By Peter Maloney
A recent post on this site lamented the lack of capital expenditures for renewable energy in the United States and, in particular, for wind power.
In fact, wind power has been booming in the United States for the past several years, showing steady gains in terms of installed capacity since the latter part of the last century.
Surprisingly, last year, coming as it did at the tail end of the recession, was no exception. There was a total of just over 10,000 megawatts of wind power capacity added to the US grid in 2009, beating out the previous record of 8,366 megawatts of installations set in 2008, according to the American Wind Energy Association.
With a average cost of about $1.3 million per megawatt installed, that comes to about $13 billion of investment, which is not too shabby. But those numbers have to be put in perspective.
Wind still represents only about 3 percent of the total generation capacity in the US, and about half that amount in terms of the actual amount of electricity generated.
And reaching any really significant penetration would require an investment that is a multiple of the amount of capital already deployed. For that to happen, a much steadier commitment to this source of power will be required from politicians than they have exhibited to date.
About half the states in the union now have some form of "renewable portfolio standard" that requires utilities in the state to source some portion of their generation from renewable sources. That has provided a "pull" for developers of wind farms because wind power is the most technically advanced and commercially feasible form of renewable energy. But the single largest factor driving the wind power industry was a change in the federal tax code.
The Production Tax Credit, which Congress enacted in 1992, provides a payout to wind farm owners, expressed in cents per kilowatt hour generated, for the first 10 years of operation of the facility.
A cash incentive is pretty compelling, but that alone was not enough to spur a boom in building wind farms. The development of wind farms didn't really take off until bankers devised ways to monetize the tax credit. The resulting partnership flip structure has had as much to do with getting wind farms built as have technological advances or green legislation.
In a partnership flip a financial institution takes the majority of the equity and the tax credits. Many developers of wind power projects do not have enough revenue to make use of the tax credits their wind farms can generate. A financial entity, however, can either use the tax credits or package them for sale to some other entity, such as an insurance company, that can use them.
When the tax credits are paid out, the original developer "flips" its small equity stake in the project back to a majority stake.
The success of the PTC and the financial engineering that made it useful for developers of wind farms is readily apparent in the on-again, off-again track record of wind farms installations. To avoid a large hit on the budget, Congress crafted the PTC to expire in two years, so it has gone through multiple cycles of expiration, or near expiration, and renewal, most recently in the stimulus bill (the American Recovery and Reinvestment Act of 2009).
Simply extending the PTC, as had been done in the past, was not deemed sufficient this time around. The recession killed the tax appetite of many of the traditional investors in tax credits. To address this problem, the stimulus bill instituted a cash grant for up to 30 percent of the cost of a renewable energy project in lieu of the PTC.

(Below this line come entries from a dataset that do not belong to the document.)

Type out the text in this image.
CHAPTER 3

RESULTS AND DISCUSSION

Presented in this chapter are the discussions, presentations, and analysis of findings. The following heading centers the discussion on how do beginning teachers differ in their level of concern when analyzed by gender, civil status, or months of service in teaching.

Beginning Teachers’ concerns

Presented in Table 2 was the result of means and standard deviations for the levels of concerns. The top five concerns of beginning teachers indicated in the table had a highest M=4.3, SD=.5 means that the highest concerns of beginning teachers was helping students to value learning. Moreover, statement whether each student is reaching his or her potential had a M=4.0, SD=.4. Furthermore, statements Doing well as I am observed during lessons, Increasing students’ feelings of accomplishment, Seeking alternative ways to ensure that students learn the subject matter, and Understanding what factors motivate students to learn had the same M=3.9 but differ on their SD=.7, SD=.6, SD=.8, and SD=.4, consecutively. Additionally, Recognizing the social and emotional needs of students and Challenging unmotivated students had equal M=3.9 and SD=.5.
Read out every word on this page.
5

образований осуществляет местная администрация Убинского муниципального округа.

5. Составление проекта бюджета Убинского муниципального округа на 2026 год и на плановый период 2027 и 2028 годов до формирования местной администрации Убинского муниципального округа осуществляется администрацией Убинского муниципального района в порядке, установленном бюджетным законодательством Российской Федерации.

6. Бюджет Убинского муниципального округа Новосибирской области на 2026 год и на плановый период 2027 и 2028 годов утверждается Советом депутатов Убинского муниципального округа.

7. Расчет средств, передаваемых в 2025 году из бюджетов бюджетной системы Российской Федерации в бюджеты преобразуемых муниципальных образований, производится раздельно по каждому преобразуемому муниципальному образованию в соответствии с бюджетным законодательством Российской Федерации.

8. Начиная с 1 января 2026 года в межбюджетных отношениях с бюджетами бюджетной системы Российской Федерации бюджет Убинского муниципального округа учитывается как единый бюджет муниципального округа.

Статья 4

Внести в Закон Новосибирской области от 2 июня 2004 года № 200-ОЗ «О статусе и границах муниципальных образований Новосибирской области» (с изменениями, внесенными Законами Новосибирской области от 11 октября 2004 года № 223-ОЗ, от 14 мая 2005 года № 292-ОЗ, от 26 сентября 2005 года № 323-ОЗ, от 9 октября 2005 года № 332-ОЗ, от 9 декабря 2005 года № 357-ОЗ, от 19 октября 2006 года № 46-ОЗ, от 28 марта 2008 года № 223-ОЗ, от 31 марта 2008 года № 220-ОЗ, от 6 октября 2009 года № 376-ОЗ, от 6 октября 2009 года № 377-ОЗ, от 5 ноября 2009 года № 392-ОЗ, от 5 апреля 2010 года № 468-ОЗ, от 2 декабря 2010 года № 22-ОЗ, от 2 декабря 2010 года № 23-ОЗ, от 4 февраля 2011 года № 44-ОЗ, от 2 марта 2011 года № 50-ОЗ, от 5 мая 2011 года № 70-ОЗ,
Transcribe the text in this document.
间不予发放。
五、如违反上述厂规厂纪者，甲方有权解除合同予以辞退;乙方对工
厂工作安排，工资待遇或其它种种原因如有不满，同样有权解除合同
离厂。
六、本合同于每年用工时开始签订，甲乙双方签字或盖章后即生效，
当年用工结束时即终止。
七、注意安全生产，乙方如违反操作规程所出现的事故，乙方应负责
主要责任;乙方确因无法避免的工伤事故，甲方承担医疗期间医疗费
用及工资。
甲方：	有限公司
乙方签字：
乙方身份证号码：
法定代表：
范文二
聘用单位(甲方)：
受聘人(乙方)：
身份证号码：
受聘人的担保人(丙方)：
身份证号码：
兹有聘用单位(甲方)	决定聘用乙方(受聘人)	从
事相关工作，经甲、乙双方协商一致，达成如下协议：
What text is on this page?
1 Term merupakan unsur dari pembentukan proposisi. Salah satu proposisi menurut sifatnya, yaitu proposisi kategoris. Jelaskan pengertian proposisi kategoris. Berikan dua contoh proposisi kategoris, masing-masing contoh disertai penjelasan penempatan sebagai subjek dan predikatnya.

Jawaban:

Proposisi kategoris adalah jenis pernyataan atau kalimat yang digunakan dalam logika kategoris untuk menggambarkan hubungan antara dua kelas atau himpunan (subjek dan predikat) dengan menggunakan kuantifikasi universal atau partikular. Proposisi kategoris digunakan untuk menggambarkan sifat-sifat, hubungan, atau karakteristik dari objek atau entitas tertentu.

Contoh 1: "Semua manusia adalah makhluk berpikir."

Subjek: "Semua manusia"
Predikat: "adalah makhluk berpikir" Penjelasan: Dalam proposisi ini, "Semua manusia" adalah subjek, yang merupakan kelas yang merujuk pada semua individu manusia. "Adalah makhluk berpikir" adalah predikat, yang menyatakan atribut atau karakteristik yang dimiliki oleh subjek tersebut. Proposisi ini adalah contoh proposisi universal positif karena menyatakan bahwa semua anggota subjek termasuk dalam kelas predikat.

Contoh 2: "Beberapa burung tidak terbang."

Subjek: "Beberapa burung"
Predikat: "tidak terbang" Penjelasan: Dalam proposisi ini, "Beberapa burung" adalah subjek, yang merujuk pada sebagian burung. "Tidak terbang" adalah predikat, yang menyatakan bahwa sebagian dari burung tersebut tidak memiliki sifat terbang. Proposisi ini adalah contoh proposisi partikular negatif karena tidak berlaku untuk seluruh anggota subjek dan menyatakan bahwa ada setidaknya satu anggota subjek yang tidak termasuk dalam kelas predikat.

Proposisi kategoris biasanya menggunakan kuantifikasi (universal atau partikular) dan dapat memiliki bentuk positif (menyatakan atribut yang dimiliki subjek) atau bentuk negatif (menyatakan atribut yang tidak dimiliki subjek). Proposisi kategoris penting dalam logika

If one were looking for a big boost in renewable energy capital expenditures one might think it could be found in the stimulus bill. In fact very little of the $97 billion allocated for energy project by the $787 billion Recovery Act is allocated for capital projects. Huge chunks of the funds are allocated for research and development and for low-level programs such as home weatherization.
In terms of direct investment in capital projects, the stimulus bill provides only about $18 billion for such things as advanced coal-fired power plants and transmission lines to move renewable power supplies to demand centers. The biggest single impact in the stimulus bill, in fact, comes from the $15 billion in cash grants.
To date the Treasury has handed out nearly $4.5 billion in cash grants, and the lion's share of those grants have gone to owners of wind farms. But, like the wind, tax credits do not blow continuously. To be eligible for a cash grant, a developer has to have his renewable energy project in operation or under construction by year end.
Time will tell how many new wind turbines will dot the landscape if the headwind of the tax incentives coming out of Washington stops blowing.